Além disso, 35 milhões de pessoas no Brasil vivem sem água tratada, segundo dados do Trata Brasil. Outro estudo da entidade mostra que, para cada real investido em saneamento, economiza-se quatro reais em saúde pública.

Quando falamos de poluição do ar, é inevitável relacionar com a saúde das pessoas. Especialmente nos centros urbanos, onde vive 85% da população brasileira, as doenças respiratórias surgem com números alarmantes. Pesquisa feita em São Paulo aponta que mais de 50% da população tem ou convive com alguém que tenha algum tipo de doença respiratória.

A origem é a poluição, sobretudo das partículas finas do diesel que entram na corrente sanguínea, gerando doenças pulmonares e cardiovasculares, entre outras. Políticas públicas que lidam com o setor de transporte coletivo poderiam mudar esta situação. Prefeitos e vereadores são atores chave neste processo.

Para a pergunta sobre se as atividades econômicas de cidades distantes influenciam muito o desmatamento, a pesquisa ficou dividida: 50% dos entrevistados disseram que influenciam muito e 43% que influenciam pouco ou nada. Aqui, metade da população tem a percepção do impacto da sua cidade, o que pode ser alentador nos dias de hoje.

Mas quando perguntada se seus hábitos de consumo têm relação com o desmatamento da Amazônia, é mais difícil a associação entre causa e efeito. Somente 25% das pessoas responderam que o consumo de carne tem relação com a derrubada da floresta.

É importante observar que a média de consumo de carne por pessoa no Brasil é de 42 kg por ano. E que 40% do rebanho bovino do país (90 milhões de cabeças de gado) está na Amazônia (número que estava na casa dos 10% na década de 1980, o que dá a dimensão do alargamento da fronteira pecuária em direção à Amazônia nas últimas décadas).

Interessante observar que desenvolvemos mais a consciência coletiva do que a individual. Quanto mais a lente se aproxima de nós, saindo da grande angular para o foco individual, menos respostas temos a oferecer. Reconhecemos que há impacto na cidade, mas não assumimos a responsabilidade pelos efeitos de nossos hábitos de consumo. Todos criamos mecanismos de defesa em relação a inúmeros problemas da vida e aqui aparece mais um caso que precisa ser enfrentado, sob risco de retornar com graves consequências para todos nós.

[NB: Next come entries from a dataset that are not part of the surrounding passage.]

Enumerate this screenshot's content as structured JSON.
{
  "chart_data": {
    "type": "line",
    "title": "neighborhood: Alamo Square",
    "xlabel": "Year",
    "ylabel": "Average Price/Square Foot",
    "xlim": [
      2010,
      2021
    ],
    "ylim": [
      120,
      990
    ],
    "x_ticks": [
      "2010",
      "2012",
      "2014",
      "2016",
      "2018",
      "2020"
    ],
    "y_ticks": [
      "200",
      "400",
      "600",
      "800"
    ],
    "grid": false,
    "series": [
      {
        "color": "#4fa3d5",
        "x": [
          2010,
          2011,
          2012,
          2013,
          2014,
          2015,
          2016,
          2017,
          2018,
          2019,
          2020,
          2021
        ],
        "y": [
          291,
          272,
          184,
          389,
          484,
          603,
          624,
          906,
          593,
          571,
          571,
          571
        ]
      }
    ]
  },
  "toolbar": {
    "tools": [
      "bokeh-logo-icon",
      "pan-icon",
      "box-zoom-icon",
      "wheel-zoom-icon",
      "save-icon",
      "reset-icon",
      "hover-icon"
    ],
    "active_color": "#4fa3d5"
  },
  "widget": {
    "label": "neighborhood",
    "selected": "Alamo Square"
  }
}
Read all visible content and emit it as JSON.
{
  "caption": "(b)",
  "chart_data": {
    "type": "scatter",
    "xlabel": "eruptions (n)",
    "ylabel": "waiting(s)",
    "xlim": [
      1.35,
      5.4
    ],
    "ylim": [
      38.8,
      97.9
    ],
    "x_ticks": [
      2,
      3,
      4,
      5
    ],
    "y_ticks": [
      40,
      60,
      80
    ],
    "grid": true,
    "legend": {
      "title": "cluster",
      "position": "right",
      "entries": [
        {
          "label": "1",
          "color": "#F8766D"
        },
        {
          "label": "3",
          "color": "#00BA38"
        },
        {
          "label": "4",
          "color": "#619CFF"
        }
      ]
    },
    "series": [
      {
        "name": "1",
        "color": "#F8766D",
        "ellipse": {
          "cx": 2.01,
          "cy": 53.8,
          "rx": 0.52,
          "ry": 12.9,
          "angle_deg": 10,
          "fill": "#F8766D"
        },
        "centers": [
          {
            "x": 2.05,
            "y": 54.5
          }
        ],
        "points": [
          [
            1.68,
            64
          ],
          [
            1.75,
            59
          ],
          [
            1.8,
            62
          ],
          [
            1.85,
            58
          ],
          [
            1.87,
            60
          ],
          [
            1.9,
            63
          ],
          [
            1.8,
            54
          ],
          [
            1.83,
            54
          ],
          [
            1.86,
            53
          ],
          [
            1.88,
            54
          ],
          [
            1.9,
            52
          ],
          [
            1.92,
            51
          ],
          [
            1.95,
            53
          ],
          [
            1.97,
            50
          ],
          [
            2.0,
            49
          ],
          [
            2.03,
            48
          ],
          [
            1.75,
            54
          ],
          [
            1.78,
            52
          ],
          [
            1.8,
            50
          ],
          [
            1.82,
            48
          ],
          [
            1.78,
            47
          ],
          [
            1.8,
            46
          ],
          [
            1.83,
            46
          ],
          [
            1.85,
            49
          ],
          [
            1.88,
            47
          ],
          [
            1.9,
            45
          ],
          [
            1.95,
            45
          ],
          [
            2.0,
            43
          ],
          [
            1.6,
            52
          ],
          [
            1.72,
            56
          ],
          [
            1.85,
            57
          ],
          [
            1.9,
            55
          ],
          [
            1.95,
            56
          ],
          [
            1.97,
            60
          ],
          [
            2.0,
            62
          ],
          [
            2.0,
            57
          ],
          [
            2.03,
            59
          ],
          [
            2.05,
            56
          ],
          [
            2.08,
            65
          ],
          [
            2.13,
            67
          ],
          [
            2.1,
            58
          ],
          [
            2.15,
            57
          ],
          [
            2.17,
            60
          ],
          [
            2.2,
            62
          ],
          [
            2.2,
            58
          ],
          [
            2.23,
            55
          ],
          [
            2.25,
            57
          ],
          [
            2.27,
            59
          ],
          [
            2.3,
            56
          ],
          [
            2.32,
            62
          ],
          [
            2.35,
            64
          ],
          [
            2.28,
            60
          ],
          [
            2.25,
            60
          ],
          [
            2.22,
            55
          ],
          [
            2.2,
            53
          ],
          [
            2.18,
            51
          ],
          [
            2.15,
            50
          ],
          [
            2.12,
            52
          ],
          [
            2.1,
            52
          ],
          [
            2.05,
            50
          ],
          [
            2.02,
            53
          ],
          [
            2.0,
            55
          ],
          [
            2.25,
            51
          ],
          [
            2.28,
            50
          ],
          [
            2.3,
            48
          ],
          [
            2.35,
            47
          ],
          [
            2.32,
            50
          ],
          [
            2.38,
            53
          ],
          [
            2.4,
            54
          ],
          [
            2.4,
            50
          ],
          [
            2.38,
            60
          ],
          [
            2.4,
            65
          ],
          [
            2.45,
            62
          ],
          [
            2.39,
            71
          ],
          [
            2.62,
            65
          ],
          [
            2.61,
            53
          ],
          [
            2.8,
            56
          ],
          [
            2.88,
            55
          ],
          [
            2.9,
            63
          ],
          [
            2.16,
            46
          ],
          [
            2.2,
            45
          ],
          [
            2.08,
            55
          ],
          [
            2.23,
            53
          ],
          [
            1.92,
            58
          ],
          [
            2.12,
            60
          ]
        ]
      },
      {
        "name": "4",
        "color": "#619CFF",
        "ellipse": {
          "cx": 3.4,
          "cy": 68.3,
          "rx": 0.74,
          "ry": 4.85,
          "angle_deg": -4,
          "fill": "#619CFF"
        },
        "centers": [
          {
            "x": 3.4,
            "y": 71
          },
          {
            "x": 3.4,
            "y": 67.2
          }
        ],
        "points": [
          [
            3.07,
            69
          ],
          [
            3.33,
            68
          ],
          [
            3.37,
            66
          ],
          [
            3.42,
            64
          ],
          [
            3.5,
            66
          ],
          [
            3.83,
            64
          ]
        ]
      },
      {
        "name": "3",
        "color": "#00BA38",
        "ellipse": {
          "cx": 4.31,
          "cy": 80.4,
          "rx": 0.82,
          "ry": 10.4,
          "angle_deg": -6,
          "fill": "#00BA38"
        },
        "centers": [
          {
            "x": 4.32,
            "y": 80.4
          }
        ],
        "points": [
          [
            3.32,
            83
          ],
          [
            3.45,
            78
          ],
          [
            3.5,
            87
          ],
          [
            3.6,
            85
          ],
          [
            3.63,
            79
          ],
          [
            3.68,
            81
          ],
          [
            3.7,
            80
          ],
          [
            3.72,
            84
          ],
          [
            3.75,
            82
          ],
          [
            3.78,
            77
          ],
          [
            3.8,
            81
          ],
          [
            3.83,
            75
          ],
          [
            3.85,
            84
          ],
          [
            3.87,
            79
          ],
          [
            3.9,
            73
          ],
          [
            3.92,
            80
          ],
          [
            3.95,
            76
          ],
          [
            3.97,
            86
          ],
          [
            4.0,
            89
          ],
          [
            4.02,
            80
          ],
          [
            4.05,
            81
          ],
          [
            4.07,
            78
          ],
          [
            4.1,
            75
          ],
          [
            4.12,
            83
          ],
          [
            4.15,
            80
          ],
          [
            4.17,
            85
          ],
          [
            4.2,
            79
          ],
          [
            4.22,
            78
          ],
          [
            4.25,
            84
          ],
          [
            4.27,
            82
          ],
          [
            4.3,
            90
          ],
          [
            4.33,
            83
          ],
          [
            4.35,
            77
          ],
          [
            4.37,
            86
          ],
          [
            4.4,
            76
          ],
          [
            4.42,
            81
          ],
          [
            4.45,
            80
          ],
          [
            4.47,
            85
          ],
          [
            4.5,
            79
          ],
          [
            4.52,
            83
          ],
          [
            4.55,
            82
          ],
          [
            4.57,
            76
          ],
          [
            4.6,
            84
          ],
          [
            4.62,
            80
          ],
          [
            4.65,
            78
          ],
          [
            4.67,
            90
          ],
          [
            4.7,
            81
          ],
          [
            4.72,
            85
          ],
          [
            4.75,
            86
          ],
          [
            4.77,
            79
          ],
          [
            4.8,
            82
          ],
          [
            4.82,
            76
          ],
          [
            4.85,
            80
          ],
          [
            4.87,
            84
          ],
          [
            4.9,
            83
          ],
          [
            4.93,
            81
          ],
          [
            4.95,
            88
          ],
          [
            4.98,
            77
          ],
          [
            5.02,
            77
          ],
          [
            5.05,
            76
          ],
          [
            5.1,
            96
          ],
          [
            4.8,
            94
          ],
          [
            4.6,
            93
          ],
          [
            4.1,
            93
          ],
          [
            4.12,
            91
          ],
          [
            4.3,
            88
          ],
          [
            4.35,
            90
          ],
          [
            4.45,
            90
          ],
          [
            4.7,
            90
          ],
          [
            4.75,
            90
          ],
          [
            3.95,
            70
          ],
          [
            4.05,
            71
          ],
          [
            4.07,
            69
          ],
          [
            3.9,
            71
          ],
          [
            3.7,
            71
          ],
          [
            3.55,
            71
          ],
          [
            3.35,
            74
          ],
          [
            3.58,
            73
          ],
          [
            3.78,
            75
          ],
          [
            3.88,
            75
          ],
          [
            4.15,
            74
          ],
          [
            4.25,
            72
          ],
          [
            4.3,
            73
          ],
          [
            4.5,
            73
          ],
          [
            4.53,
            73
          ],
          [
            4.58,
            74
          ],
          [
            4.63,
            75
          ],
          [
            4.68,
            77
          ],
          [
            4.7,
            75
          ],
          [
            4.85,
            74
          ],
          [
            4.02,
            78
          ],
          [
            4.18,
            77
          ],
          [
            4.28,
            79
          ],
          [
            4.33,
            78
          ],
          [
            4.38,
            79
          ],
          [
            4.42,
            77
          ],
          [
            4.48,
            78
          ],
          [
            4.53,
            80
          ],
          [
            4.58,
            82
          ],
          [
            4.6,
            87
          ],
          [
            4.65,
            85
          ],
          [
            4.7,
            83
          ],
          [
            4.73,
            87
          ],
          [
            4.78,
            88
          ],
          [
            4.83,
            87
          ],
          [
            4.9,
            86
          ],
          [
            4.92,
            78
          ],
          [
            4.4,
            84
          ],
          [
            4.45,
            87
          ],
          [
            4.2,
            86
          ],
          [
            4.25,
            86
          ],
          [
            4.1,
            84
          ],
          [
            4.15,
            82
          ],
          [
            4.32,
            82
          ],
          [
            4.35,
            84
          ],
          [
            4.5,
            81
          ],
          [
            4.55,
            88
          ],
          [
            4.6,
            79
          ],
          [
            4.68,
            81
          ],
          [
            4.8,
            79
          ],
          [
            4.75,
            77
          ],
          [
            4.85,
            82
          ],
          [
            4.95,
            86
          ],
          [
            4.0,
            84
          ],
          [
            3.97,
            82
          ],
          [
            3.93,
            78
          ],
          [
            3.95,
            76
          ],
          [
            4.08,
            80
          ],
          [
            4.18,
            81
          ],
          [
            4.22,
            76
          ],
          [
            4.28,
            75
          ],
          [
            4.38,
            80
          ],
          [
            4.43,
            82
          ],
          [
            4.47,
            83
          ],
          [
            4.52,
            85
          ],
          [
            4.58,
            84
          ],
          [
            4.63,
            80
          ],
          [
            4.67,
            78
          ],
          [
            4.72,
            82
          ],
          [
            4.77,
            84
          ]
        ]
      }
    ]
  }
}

O enfrentamento do aquecimento global passa pela ação de muitos atores da sociedade. Cabe a cada um de nós repensar hábitos de consumo que geram impactos nos biomas: passa por repensar a relação com os alimentos (carne, derivados de soja) e produtos do cotidiano, como madeira e aço. Isto significa que não podemos consumi-los? Não, mas que devem envolver parcimônia e autocrítica.

As empresas têm enorme importância neste processo, passando por seu modelo de produção, o impacto em sua cadeia de valor, a influência no segmento em que atua e nas políticas públicas que defende. E também o poder público, que surge como regulador na defesa do interesse comum, zelando pelo meio ambiente.

É grande o desafio de reduzir emissões e evitar o aquecimento global de 2 graus celsius até o fim deste século, o que pode gerar consequências dramáticas para a maioria da população. O caminho necessariamente integra iniciativa privada e políticas públicas e inclui, também, cada um de nós.

A pesquisa mostra os desafios e sinaliza o déficit de consciência de nossa responsabilidade individual em relação aos hábitos de consumo. Como consumidores, escolher produtos de empresas sustentáveis, e, como cidadãos, votar em políticos que defendam a Amazônia e a preservação da biodiversidade de que necessitamos.

*Jorge Abrahão
Coordenador geral do Instituto Cidades Sustentáveis, organização realizadora da Rede Nossa São Paulo e do Programa Cidades Sustentáveis. 

Artigo publicado originalmente no jornal Folha de S.Paulo.